Monday, 19 March 2012

Jim Thorpe and Civil Procedure

Here is an interesting story from yesterday's Washington Post on the ongoing over the remains of Jim Thorpe, the great Native American athlete of the early 20th century. In 1953, Thorpe's third wife gave his body to two neighboring towns in the Pocono Mountains of Pennsylvania--Mauch Chunk and East Mauch Chunk--in exchange for their merging and adopting the name "Jim Thorpe." But in 2010, John "Jack" Thorpe, one of Thorpe's sons, sued in federal court against the Borough of Jim Thorpe, seeking the return of his father's remains under the Native American Graves Protection and Repatriation Act (“NAGPRA"), as well as damages under § 1983.

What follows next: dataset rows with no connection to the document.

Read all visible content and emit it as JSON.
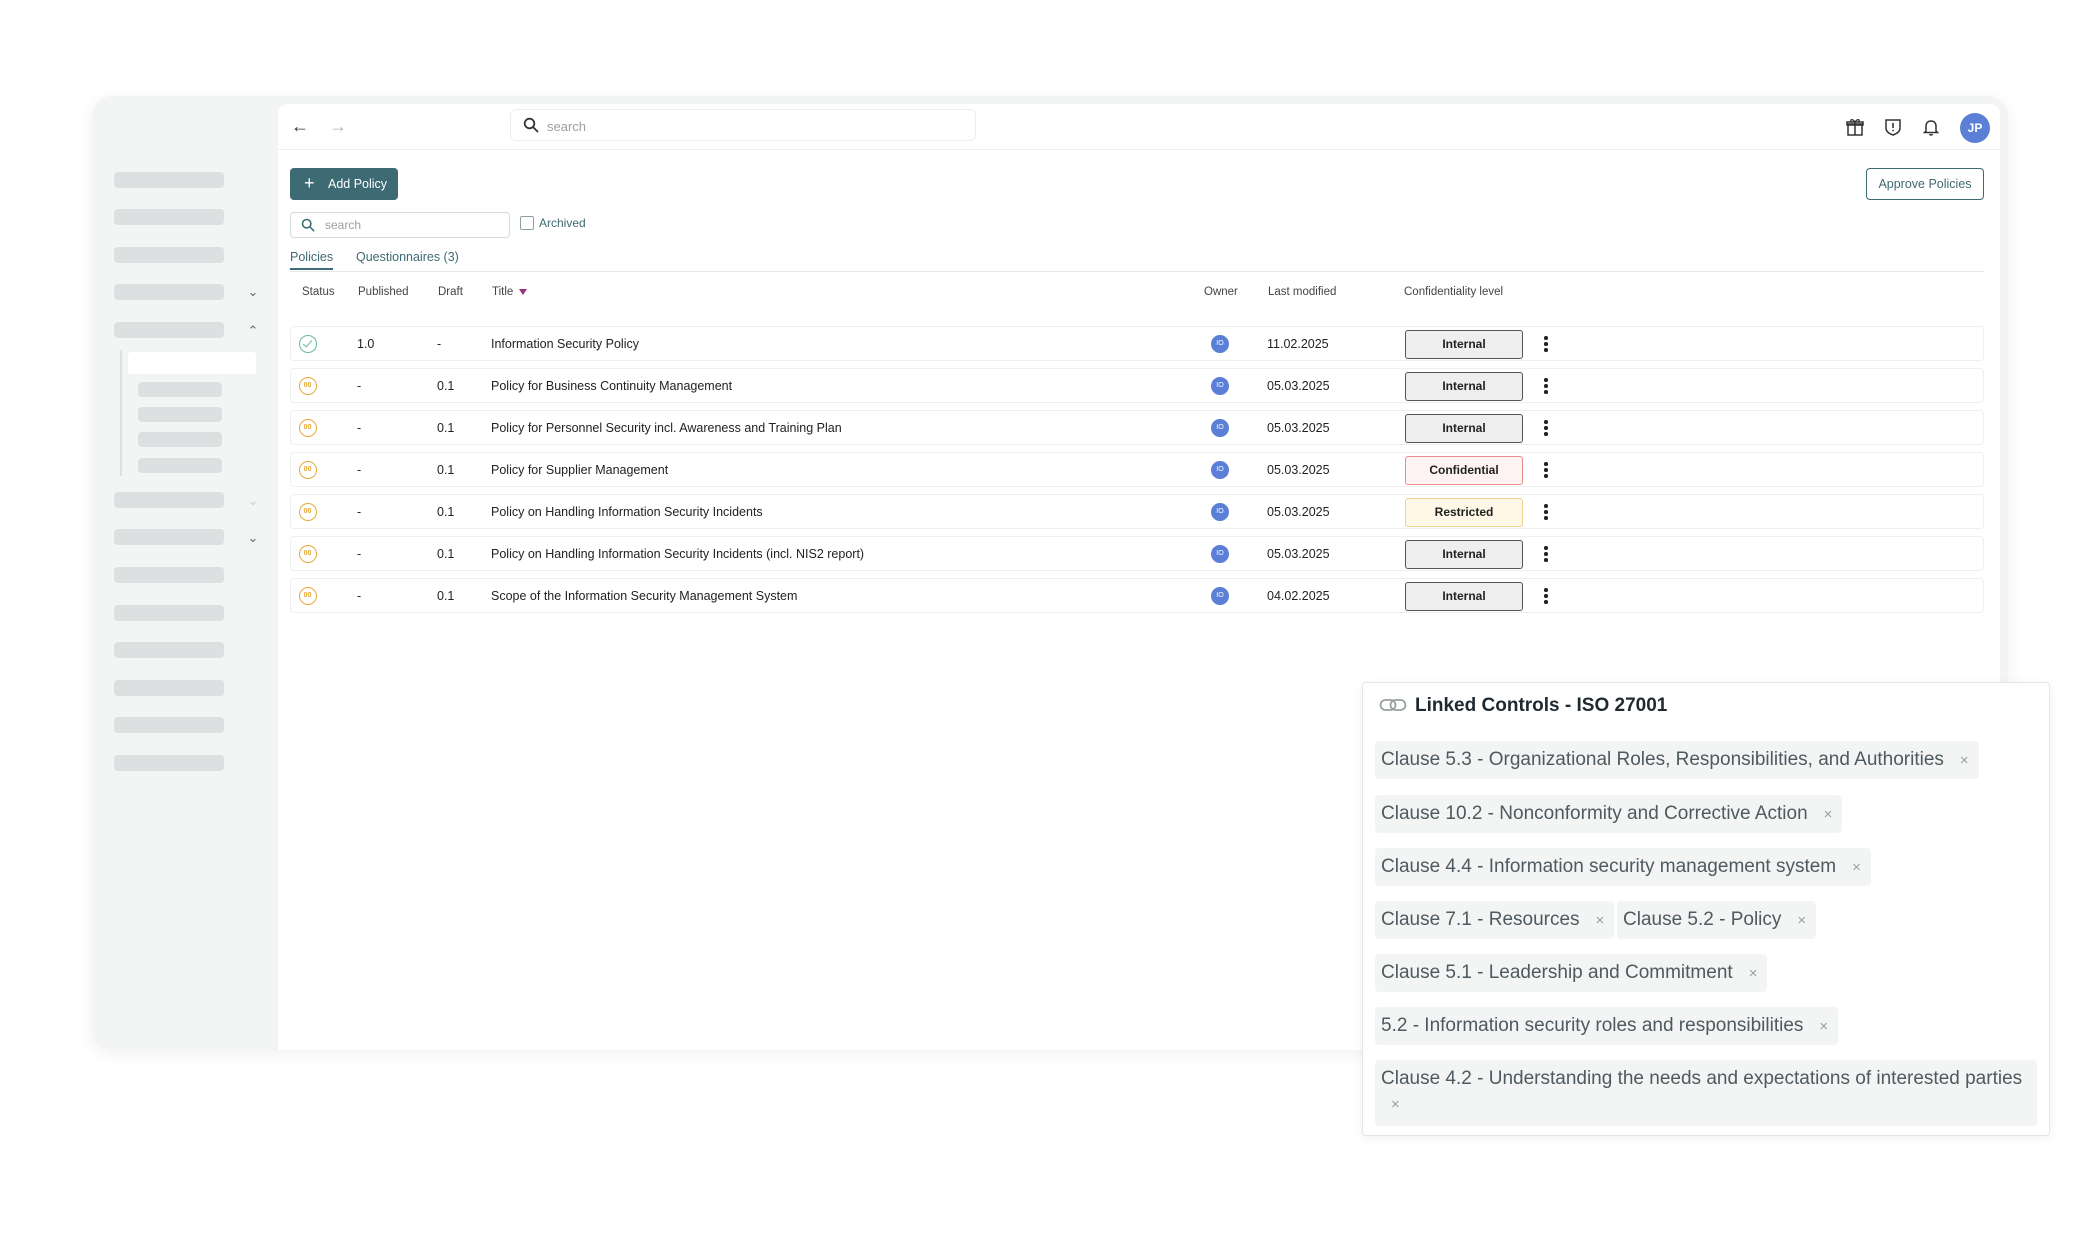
{
  "topbar": {
    "search_placeholder": "search",
    "user_initials": "JP"
  },
  "toolbar": {
    "add_label": "Add Policy",
    "approve_label": "Approve Policies",
    "search_placeholder": "search",
    "archived_label": "Archived"
  },
  "tabs": [
    {
      "label": "Policies",
      "active": true
    },
    {
      "label": "Questionnaires (3)",
      "active": false
    }
  ],
  "table": {
    "columns": [
      "Status",
      "Published",
      "Draft",
      "Title",
      "Owner",
      "Last modified",
      "Confidentiality level"
    ],
    "rows": [
      {
        "status": "published",
        "published": "1.0",
        "draft": "-",
        "title": "Information Security Policy",
        "owner": "IO",
        "last_modified": "11.02.2025",
        "confidentiality": "Internal"
      },
      {
        "status": "draft",
        "published": "-",
        "draft": "0.1",
        "title": "Policy for Business Continuity Management",
        "owner": "IO",
        "last_modified": "05.03.2025",
        "confidentiality": "Internal"
      },
      {
        "status": "draft",
        "published": "-",
        "draft": "0.1",
        "title": "Policy for Personnel Security incl. Awareness and Training Plan",
        "owner": "IO",
        "last_modified": "05.03.2025",
        "confidentiality": "Internal"
      },
      {
        "status": "draft",
        "published": "-",
        "draft": "0.1",
        "title": "Policy for Supplier Management",
        "owner": "IO",
        "last_modified": "05.03.2025",
        "confidentiality": "Confidential"
      },
      {
        "status": "draft",
        "published": "-",
        "draft": "0.1",
        "title": "Policy on Handling Information Security Incidents",
        "owner": "IO",
        "last_modified": "05.03.2025",
        "confidentiality": "Restricted"
      },
      {
        "status": "draft",
        "published": "-",
        "draft": "0.1",
        "title": "Policy on Handling Information Security Incidents (incl. NIS2 report)",
        "owner": "IO",
        "last_modified": "05.03.2025",
        "confidentiality": "Internal"
      },
      {
        "status": "draft",
        "published": "-",
        "draft": "0.1",
        "title": "Scope of the Information Security Management System",
        "owner": "IO",
        "last_modified": "04.02.2025",
        "confidentiality": "Internal"
      }
    ]
  },
  "linked_controls": {
    "title": "Linked Controls - ISO 27001",
    "chips": [
      "Clause 5.3 - Organizational Roles, Responsibilities, and Authorities",
      "Clause 10.2 - Nonconformity and Corrective Action",
      "Clause 4.4 - Information security management system",
      "Clause 7.1 - Resources",
      "Clause 5.2 - Policy",
      "Clause 5.1 - Leadership and Commitment",
      "5.2 - Information security roles and responsibilities",
      "Clause 4.2 - Understanding the needs and expectations of interested parties"
    ],
    "remove_symbol": "×"
  }
}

As always, there is a lot of interesting procedure floating around here. In February 2011, the district court granted in part and denied in part the Borough's 12(b)(6); it held that the damages claims were legally barred, but that the NAGPRA did govern the plaintiff's claim. The court also suggested that Richard and William Thorpe, Jack's brothers, and the Sac and Fox Nation, the Oklahoma-based tribe to which Jim Thorpe belonged, had to be joined as defendants under FRCP 19. Jack Thorpe initially sought an ordering that Jim's remains be turned over to Jack; to the extent William, Richard, or the Sac and Fox might also have a claim to the remains, they needed to be heard in this case. The court left open the question under FRCP 19(b) whether Richard, William, or the Nation would be subject to personal jurisdiction in Pennsylvania and, if not, whether the case could proceed without them.

Shortly after the district court's decision, Jack Thorpe died, triggering application of FRCP 25 for substitution of parties. But then Richard and William and the Sac and Fox Nation joined Jack (now represented by his estate) as plaintiffs, filing an Amended Complaint that now seeks the return of Jim's remains to the tribe. The Amended Complaint recently denied a second 12(b)(6) motion, holding that the new plaintiffs are proper parties and reiterating its view that the NAGPRA claim is not legally defective and can proceed.